Housing and business opportunities for locals are two other top goals as we set our expectations for this year. Aspen’s affordable housing program needs improvement and progress in APCHA regulations, capital reserves and maintenance, developing new units, and addressing deed restriction sunsets. We must create a program that can provide opportunity for local housing of workforce, maintain stability for residents, and offer long term community building residents a chance for equity.

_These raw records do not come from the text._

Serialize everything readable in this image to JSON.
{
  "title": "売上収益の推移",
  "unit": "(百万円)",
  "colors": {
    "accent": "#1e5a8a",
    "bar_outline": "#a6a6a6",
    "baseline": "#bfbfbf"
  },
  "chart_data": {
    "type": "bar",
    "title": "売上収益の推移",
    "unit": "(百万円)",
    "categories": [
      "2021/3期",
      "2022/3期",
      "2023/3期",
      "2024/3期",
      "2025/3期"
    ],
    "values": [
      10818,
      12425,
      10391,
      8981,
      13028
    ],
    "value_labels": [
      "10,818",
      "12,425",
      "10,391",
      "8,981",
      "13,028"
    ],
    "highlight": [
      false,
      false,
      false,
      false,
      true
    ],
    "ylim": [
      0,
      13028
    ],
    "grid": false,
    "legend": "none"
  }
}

Locally owned, local-serving and local-sourced business and products need our support. Land use code changes, affordable commercial space, and removing barriers to startup businesses are a few of the initiatives I will pursue in this next term.

Lee Mulcahy

Halt the People’s Republic of Aspen’s secret “executive” sessions. Government behind closed doors is damaging to democracy. We’re the state joke: Moscow in the Mountains.

Partner with Aspen Skiing Co. and Aspen Valley Ski and Snowboard Club to build an Olympic training center (like Steamboat) with ramps and a pool for freestyle aerial training at the schools and Aspen Highlands.

Bridle the bullies. To forgive is divine. Skico was one of the best jobs I’ve ever had. However, it’s a monopoly and acts like one. As a labor activist, my goal as mayor would be to make working people as powerful as the corporation is.

Without strong unions, the imbalance of power between corporations and employees is so hopeless that it has produced a society where a tiny handful of super-rich billionaires get ever richer, even while wages stagnate for everyone else and labor rights are constantly eroded, making the American Dream of upward mobility a cruel joke. In other words, what Aspen is now.

Lastly, throw a giant fabulous retirement party in the spirit of Hunter S. Thompson for our City Attorney and Aspen housing’s private attorney (since the previous Ice Age) and thank them for their service.